It is important as a healthcare
consumer to understand the history of the healthcare delivery system, how it operates today, who participates in the system, what legal and ethical issues arise as a result of the system, and what problems continue to plague the healthcare system. We are all consumers of healthcare. Yet, in many instances, we are ignorant of what we are actually purchasing. If we were going to spend $1000 on an appliance or flat screen television, many of us would research the product to determine if what we are purchasing is the best product for us. The same state should be applied to purchasing healthcare services.
As the United States resumes debate over options for achieving universal health coverage, policymakers are once again examining insurance systems in other industrialized countries. More recent attention has focused on countries that combine universal coverage with private insurance and regulated market competition.
A Basic Screenshot of what US healthcare is Comprised of
Medicare: Medicare is a social insurance program for the elderly, some of the disabled under age 65, and those with end-stage renal disease. Administered by the federal government, the program is financed through a combination of payroll taxes, premiums, and federal general revenues.
Medicaid: Medicaid is a joint federal-state health insurance program covering certain groups of the poor. Medicaid is administered by the states, which operate within broad federal guidelines. States receive matching funds from the federal government, varying among states from 50 percent to 76 percent of their Medicaid expenditures.

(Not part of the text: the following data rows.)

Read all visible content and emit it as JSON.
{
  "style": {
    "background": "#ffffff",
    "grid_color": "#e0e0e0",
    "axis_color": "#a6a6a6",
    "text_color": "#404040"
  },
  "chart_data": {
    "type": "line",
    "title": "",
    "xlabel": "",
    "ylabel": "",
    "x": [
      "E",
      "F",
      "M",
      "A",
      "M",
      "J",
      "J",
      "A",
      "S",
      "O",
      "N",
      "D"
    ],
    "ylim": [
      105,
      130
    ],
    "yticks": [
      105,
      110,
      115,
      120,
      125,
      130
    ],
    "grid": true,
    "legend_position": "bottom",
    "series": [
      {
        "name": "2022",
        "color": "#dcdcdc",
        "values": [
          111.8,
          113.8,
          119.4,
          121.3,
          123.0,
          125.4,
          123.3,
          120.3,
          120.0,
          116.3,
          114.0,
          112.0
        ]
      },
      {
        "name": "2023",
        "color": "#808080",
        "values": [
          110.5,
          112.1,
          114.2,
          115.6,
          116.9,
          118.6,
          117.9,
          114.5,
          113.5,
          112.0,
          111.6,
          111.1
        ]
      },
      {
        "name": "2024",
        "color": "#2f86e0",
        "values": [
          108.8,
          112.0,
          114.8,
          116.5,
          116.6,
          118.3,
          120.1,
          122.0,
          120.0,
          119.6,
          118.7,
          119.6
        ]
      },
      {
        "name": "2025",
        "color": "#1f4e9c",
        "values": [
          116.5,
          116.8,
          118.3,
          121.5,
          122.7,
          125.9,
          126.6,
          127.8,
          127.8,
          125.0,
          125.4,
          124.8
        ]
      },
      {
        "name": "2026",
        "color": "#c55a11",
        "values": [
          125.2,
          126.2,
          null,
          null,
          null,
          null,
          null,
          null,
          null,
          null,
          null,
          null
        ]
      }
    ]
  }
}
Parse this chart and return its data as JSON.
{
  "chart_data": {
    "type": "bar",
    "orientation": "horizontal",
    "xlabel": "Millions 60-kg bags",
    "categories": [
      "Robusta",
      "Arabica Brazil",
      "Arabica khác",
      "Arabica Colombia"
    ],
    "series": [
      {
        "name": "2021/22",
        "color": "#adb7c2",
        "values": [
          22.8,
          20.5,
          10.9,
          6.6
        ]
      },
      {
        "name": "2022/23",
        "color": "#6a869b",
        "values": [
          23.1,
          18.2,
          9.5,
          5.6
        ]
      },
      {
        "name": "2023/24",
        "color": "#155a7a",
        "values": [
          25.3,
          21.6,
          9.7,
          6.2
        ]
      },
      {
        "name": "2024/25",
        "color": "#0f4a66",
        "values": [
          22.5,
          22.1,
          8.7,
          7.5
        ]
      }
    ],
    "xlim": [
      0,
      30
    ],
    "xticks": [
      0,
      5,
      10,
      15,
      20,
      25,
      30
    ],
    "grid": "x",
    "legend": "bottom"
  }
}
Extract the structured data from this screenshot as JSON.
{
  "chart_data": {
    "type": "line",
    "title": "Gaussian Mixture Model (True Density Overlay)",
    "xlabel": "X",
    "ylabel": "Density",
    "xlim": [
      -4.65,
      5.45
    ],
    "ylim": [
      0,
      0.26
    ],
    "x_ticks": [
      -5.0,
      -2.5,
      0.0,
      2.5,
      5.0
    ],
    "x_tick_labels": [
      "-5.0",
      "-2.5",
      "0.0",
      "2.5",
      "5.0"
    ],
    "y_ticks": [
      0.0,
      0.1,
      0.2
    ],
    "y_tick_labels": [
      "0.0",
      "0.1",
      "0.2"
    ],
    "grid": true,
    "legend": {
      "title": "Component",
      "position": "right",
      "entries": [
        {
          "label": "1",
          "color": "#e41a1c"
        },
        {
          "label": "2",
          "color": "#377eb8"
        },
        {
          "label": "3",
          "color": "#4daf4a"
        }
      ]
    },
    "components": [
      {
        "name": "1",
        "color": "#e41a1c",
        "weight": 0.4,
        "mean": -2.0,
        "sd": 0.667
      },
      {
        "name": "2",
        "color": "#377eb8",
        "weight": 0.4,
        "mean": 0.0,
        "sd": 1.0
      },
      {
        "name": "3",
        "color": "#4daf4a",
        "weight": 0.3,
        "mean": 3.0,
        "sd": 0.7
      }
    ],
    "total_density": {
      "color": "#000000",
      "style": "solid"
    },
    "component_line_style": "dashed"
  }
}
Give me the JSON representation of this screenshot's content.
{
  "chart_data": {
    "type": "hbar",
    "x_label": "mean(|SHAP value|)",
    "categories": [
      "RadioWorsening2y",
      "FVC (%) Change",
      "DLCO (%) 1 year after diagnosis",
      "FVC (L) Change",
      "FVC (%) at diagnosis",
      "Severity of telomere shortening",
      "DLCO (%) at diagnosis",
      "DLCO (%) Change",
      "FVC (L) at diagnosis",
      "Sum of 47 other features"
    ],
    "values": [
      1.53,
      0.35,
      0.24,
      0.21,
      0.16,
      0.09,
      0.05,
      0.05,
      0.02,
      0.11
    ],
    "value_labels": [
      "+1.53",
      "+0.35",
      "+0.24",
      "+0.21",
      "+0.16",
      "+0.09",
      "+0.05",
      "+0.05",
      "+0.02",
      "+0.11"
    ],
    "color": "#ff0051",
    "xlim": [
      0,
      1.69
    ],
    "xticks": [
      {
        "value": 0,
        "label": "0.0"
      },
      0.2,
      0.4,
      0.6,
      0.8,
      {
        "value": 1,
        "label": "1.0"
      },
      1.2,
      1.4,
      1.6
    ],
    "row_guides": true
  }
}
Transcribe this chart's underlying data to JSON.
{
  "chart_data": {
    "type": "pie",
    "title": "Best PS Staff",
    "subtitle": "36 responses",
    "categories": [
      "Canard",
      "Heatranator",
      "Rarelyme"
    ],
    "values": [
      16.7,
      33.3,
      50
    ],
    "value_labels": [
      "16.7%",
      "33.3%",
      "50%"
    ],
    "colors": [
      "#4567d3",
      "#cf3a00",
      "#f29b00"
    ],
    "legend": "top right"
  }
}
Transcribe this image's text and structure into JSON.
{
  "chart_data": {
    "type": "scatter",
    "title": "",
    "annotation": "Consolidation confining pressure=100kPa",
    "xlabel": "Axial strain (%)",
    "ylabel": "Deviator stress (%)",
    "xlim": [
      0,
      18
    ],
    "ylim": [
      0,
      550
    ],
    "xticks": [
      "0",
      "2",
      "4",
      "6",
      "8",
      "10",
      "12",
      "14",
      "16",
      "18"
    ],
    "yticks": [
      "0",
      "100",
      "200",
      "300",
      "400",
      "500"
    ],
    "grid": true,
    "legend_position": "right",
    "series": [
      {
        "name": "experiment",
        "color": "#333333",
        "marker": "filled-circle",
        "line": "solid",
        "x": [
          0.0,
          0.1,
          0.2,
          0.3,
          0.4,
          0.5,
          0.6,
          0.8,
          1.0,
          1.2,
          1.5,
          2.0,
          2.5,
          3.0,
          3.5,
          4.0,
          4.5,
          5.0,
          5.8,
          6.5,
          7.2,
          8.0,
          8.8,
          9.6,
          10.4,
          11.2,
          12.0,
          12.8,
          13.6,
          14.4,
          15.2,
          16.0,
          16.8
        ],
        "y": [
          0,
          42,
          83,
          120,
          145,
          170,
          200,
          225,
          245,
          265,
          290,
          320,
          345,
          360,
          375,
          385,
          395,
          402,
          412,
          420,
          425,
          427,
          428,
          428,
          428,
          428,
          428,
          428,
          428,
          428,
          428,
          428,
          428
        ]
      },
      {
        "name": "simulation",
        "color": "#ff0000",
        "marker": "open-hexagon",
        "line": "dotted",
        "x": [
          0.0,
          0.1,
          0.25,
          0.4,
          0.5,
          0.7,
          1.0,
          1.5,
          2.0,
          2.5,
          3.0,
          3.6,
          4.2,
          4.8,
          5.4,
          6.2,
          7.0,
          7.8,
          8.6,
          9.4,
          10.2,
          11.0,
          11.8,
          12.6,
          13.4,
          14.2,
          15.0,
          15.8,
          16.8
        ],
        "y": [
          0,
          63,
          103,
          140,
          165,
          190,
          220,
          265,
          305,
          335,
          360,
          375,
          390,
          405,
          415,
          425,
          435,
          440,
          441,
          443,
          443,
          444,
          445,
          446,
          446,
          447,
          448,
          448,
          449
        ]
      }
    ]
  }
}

Private insurance: More than 1,200 not-for-profit and for-profit health insurance companies provide private insurance. They are regulated by state insurance commissioners. Private health insurance can be purchased by individuals, or it can be funded by voluntary premium contributions shared by employers and employees on an employer-specific basis, sometimes varying by type of employee. Employer coverage is the predominant form of health insurance coverage. Some individuals are covered by both public and private insurance.
Out-of-pocket spending: Out-of-pocket payments, including both cost-sharing insurance arrangements and expenditure paid directly by private households, accounted for 12 percent of total national health expenditures in 2007, which amounted to US$890 per capita.
Based on the fragmented development of US health care, the system is based on individualism and self-determination and focusing on the individual rather than collectivistic needs of the population. For example, there are over 20 million citizens who have type 2 diabetes, a chronic and serious disease that impacts how your body breaks down food to obtain energy. This chronic disease has severe complications if not treated appropriately. Unless something is done to prevent this insidious disease, there will be 35 million heart attacks, 13 million strokes, 8 million instances of blindness, 2 million amputations, and 62 million deaths over the next 30 years.
Both private and public participants in the US health delivery system need to increase their collaboration to reduce these disease rates. Leaders need to continue to assess our healthcare system using the Iron Triangle to ensure there is a balance between access, cost, and quality.
Although the Health Care Reform intends to take away the flaws the current system is infested with, the journey is going to be long and tough. But it will definitely lead to a better outcome as compared to current situation.